Biocidi
Immissione sul mercato di biocidi: autorizzazioni e claim ammessi (Reg. 528/2012).
In sintesi
- Sì, se il prodotto è destinato a distruggere o inibire micro-organismi in ambienti, superfici o attrezzature utilizzati in contesti veterinari, rientra nel campo d’applicazione…
- Il PT2 riguarda la disinfezione di superfici, attrezzature e ambienti non a contatto diretto con gli animali (pavimenti, gabbie vuote, strumenti).
- Sì, se l’uso è conforme alle condizioni dell’autorizzazione.
- La Scheda Dati di Sicurezza deve essere conforme al Reg. UE 2020/878.

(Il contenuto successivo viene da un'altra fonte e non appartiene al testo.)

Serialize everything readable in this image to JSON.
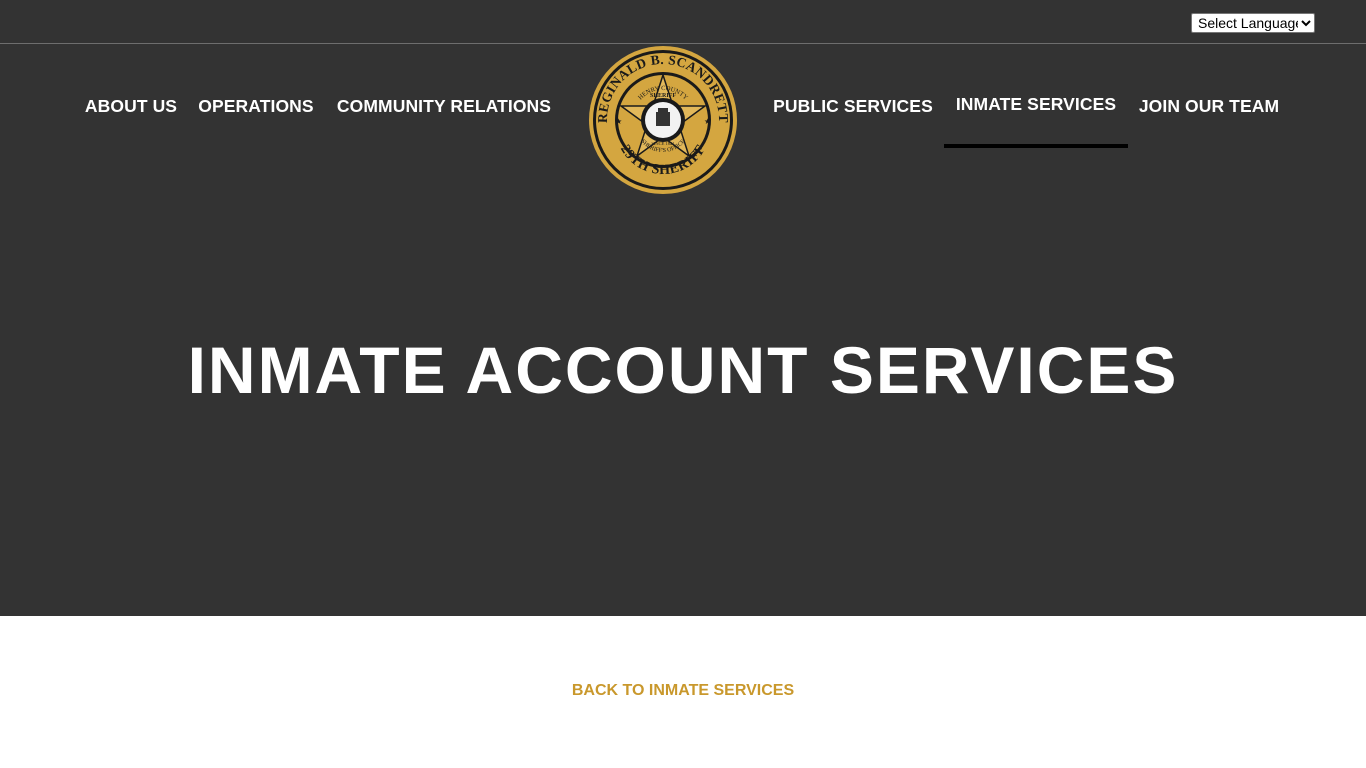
{
  "language_select": {
    "selected": "Select Language",
    "options": [
      "Select Language"
    ]
  },
  "nav": {
    "about": "ABOUT US",
    "operations": "OPERATIONS",
    "community": "COMMUNITY RELATIONS",
    "public": "PUBLIC SERVICES",
    "inmate": "INMATE SERVICES",
    "join": "JOIN OUR TEAM",
    "active": "INMATE SERVICES"
  },
  "logo": {
    "icon": "sheriff-badge-logo-icon",
    "top_text": "REGINALD B. SCANDRETT",
    "county": "HENRY COUNTY",
    "title": "SHERIFF",
    "since": "SINCE 1821",
    "office": "SHERIFF'S OFFICE",
    "bottom_text": "29TH SHERIFF",
    "colors": {
      "gold": "#d4a640",
      "dark": "#1a1a1a"
    }
  },
  "hero": {
    "title": "INMATE ACCOUNT SERVICES"
  },
  "content": {
    "back_link": "BACK TO INMATE SERVICES"
  },
  "colors": {
    "header_bg": "#333333",
    "accent": "#c9982c",
    "nav_text": "#ffffff",
    "active_underline": "#000000"
  }
}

Scenario: un’azienda distribuisce un prodotto sanificante ad ampio spettro destinato a strutture veterinarie — cliniche, canili, maneggi, allevamenti. Il cliente finale chiede la documentazione di conformità. Cosa deve esibire il distributore? E cosa deve verificare prima di immettere il prodotto sul mercato per questo uso specifico?
Questo caso pratico segue il percorso di verifica che un responsabile tecnico o un importatore devono compiere per un sanificante in ambito veterinario, evidenziando gli errori più frequenti e i punti di controllo critici.
Definire il prodotto: PT2 o PT3?
Il primo step è determinare il tipo di prodotto corretto ai sensi dell’Allegato V del Reg. UE 528/2012. In ambito veterinario la distinzione rilevante è tra:
- PT2 — Disinfettanti per superfici non destinate al contatto diretto con animali: pavimenti, muri, gabbie vuote, superfici operative prima dell’ingresso degli animali, strumenti chirurgici.
- PT3 — Igiene veterinaria: prodotti applicati direttamente sugli animali o su superfici in contatto con essi durante la vita dell’animale (es. mammelle, cute, superfici con animali presenti).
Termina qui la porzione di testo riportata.